Fortenberry – #094 – Payment Limits and Actively Engaged

The draft committee bill increases the commodity payment limit by 250 percent above the already generous Senate-passed levels, and unlike the Senate-passed bill, leaves wide-open the current loopholes that allow mega-farms and absentee landowners to collect farm payments. This amendment would close loopholes in commodity programs, and tighten payment limits by limiting subsidies to $125,000 per person or entity per year ($250,000 for married couples).

Pingree – #052 – Food Safety Technical Assistance to Small Livestock Producers

This amendment to the Miscellaneous Title of the bill would direct FSIS to (a) provide food safety technical assistance to small-scale livestock and poultry processing and slaughter establishments, (b) establish an electronic option for submitting meat and poultry labels for pre-approval and to develop a guidebook with user-friendly information on the label process, and (c) make recommendations to Congress on additional actions to assist small-scale processing facilities. The amendment would also establish a grant program at USDA Rural Development to assist small-scale facilities make adjustments to their facilities, processes, and operations to meet food safety regulatory standards.

Fortenberry – #093 – Farmers’ Market Policy Provisions

The Farmers’ Market and Local Food Promotion Program (FMLFPP) is USDA’s premier competitive grants program spurring economic growth through direct-marketing channels. This no cost amendment would prioritize capacity building, small and mid-sized farms, and underserved communities within FMLFPP. It would also raise the draft committee bill’s limit on administration funds from 3 to 5 percent (currently USDA uses about 7.5 percent).

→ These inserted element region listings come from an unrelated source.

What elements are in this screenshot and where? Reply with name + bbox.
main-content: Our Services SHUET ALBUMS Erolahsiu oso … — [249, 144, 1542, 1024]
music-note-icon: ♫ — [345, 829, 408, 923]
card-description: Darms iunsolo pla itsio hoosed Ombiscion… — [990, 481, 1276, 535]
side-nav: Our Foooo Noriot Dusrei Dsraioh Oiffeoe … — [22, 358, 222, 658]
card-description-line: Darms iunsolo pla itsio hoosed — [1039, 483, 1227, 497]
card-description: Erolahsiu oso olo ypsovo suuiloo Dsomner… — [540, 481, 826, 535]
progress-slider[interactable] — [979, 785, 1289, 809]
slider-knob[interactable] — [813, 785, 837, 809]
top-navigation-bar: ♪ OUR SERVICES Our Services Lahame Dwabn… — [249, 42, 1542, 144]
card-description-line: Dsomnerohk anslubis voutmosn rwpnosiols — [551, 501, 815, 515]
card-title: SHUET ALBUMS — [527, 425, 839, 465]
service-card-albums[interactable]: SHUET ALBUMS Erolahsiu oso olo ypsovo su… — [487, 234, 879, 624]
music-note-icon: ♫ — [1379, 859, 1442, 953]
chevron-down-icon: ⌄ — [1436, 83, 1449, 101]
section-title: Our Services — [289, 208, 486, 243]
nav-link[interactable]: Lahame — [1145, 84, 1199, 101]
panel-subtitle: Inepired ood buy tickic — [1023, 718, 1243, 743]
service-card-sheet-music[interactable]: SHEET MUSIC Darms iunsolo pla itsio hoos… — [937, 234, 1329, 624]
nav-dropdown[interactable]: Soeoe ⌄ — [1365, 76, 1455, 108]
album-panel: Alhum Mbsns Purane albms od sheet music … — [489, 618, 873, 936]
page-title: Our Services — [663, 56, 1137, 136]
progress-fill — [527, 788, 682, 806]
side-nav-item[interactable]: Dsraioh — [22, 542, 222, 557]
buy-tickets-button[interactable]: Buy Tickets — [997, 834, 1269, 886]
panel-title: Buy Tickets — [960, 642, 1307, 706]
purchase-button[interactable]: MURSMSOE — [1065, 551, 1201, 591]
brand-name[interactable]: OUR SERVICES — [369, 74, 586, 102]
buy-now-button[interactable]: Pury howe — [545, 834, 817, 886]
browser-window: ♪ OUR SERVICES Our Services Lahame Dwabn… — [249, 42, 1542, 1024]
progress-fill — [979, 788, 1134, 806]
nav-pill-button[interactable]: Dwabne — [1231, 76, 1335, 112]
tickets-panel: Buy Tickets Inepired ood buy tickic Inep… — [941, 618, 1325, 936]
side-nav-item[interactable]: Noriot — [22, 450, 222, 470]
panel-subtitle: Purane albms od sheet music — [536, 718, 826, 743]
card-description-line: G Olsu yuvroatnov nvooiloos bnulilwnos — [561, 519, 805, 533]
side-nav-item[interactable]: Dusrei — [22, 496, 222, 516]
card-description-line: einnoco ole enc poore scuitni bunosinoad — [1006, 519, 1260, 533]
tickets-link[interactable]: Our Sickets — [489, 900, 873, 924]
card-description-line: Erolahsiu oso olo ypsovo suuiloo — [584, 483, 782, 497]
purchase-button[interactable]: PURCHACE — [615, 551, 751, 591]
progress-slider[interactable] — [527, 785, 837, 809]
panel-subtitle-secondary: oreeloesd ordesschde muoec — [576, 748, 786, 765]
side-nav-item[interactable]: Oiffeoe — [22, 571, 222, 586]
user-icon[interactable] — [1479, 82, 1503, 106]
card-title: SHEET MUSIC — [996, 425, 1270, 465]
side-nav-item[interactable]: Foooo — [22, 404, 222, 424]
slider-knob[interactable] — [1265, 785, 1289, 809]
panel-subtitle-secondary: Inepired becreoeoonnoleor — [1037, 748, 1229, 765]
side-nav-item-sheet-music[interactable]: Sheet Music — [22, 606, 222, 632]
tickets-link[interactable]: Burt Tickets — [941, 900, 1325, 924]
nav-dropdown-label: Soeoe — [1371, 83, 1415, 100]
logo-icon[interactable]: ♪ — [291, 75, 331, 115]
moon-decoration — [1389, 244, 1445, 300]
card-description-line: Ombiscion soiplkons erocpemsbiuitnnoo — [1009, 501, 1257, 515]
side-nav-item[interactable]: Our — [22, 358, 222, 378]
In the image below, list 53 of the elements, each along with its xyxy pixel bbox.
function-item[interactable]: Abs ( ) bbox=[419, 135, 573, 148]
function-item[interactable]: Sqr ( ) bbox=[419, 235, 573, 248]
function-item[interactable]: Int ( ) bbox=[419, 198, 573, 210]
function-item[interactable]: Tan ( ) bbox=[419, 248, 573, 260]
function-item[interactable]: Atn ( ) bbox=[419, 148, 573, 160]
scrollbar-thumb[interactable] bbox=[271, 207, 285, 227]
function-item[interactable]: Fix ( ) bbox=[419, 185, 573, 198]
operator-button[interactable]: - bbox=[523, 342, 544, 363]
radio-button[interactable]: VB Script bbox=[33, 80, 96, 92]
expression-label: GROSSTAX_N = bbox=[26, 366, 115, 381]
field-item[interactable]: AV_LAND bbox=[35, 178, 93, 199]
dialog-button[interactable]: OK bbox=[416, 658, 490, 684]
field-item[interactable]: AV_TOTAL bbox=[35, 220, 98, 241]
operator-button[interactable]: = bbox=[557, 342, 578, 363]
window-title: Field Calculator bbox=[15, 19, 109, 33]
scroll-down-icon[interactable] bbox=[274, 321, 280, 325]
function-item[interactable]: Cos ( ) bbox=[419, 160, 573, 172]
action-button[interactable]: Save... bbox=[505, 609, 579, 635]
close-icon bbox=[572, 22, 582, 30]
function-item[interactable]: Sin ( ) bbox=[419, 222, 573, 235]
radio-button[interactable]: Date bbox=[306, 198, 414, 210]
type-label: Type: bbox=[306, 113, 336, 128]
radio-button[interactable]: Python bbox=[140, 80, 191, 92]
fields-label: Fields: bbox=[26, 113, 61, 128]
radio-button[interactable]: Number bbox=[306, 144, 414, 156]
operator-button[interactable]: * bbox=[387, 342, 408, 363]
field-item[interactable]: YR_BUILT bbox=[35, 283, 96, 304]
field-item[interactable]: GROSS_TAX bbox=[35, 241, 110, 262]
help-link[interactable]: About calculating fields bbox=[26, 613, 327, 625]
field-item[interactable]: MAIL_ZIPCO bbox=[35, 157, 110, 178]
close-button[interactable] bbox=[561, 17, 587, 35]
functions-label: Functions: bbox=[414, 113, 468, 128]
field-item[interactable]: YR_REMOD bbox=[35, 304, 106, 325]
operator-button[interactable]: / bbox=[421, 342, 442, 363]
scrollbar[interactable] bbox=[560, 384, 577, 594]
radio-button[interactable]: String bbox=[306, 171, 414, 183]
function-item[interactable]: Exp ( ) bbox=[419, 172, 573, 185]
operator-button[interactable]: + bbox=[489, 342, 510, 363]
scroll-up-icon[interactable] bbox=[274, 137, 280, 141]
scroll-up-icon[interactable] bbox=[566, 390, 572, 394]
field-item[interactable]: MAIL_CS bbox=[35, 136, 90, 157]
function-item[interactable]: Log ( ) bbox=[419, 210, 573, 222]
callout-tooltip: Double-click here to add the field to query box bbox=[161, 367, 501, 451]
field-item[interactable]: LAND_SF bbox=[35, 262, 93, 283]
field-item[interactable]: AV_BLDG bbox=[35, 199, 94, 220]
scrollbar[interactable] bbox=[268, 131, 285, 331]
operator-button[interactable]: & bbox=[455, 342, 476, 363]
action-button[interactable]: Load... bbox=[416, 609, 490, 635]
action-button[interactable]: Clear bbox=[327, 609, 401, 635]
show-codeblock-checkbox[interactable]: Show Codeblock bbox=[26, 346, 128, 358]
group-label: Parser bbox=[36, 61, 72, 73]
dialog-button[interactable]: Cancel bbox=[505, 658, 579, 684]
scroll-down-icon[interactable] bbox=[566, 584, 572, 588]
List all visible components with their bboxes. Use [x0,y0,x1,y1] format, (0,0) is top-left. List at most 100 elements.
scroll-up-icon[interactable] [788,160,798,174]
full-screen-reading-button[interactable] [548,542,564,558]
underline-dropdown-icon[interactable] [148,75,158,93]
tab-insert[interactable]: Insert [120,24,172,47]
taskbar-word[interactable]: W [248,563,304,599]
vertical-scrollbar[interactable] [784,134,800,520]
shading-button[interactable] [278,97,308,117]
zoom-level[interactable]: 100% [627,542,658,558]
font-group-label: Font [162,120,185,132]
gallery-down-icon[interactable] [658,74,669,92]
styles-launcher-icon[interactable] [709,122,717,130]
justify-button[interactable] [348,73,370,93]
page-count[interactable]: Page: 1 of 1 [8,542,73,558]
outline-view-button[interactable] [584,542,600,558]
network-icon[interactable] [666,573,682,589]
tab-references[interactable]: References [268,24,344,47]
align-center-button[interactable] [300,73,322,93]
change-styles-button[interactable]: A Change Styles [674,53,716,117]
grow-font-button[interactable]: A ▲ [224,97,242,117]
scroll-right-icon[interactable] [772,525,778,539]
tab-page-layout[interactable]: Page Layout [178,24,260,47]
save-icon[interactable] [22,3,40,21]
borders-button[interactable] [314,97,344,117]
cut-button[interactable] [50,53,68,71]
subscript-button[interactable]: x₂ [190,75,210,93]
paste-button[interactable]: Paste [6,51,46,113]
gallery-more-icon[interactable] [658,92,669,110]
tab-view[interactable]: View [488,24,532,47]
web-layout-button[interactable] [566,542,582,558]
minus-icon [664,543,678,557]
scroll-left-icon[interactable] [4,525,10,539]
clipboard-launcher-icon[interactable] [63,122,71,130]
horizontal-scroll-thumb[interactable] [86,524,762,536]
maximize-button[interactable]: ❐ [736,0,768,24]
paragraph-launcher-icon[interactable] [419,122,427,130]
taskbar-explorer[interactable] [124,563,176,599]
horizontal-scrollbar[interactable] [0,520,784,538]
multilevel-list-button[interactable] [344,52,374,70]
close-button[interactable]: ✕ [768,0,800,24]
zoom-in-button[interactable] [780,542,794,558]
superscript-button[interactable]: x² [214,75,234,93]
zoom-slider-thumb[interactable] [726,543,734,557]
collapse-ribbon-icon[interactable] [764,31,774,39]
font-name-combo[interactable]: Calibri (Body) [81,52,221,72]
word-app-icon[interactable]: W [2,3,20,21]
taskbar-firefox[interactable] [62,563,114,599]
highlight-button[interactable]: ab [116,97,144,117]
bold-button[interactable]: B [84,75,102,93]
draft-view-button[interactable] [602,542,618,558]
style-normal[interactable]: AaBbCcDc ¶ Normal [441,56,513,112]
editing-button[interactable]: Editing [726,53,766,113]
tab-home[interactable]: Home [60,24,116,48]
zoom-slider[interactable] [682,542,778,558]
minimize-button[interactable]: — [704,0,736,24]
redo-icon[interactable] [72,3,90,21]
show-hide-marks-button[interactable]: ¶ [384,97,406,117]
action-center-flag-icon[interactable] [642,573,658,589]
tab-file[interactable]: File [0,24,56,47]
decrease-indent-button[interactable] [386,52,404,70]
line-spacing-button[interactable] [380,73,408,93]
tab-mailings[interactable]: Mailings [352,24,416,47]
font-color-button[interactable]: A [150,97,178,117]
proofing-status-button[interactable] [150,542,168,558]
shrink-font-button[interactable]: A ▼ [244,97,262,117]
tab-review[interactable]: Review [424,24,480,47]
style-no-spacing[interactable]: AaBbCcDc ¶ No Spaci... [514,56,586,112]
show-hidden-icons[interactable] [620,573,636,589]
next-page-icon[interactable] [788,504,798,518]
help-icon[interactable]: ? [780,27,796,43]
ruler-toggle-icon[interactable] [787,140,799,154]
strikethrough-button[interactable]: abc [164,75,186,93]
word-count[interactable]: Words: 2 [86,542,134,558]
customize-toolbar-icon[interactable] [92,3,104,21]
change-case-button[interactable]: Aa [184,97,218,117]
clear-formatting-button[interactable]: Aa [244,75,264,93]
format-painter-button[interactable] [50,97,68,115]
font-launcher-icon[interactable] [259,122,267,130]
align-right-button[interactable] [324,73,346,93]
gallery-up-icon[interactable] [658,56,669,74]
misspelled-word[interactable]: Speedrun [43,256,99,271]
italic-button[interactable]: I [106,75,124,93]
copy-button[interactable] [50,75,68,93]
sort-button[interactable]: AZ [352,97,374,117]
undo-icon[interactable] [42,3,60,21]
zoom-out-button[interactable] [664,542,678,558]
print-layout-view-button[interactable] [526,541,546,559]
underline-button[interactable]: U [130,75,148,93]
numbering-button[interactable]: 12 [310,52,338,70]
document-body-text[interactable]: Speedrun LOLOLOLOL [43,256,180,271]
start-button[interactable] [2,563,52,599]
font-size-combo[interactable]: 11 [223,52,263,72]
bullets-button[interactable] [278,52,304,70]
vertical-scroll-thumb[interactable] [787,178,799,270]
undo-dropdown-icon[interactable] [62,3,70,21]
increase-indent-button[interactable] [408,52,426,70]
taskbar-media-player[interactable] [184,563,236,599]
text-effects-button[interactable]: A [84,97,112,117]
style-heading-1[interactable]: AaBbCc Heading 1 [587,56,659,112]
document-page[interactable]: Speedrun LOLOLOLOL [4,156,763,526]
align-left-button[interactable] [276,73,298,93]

Pingree – #019 – Business and Industry Loans/ RBOG

The Business and Industry (B&I) loan program includes a focus on renewing the infrastructure for local and regional food systems. This no-cost amendment would remove the cap in the mark for local and regional enterprise loan guarantees. The amendment would make other technical improvements to B&I Loans and would authorize local and regional food systems as a specific authority in Rural Business Opportunity Grants.

Sewell – #027 – Report on Specialty Crop Production by Certain Farmers

This amendment would require USDA to conduct a study on specialty crop production by small, women, minority, and socially disadvantaged farmers. The amendment would also require USDA to assess the public and private sector tools available to help expand, improve, and add value to the agricultural operations of these producers. Data is a critical first step in bolstering production for these sectors of agriculture.

Sewell – #029 – Strategic Economic and Community Development Projects

This amendment would allow USDA Rural Development to give priority to eligible applications that support strategic economic and community development plans on a multijurisdictional basis. It would focus scarce grant and loan resources on local priorities that demonstrate broad support from multiple stakeholders, and would provide authority for a more locally driven, regional approach in Rural Development programs.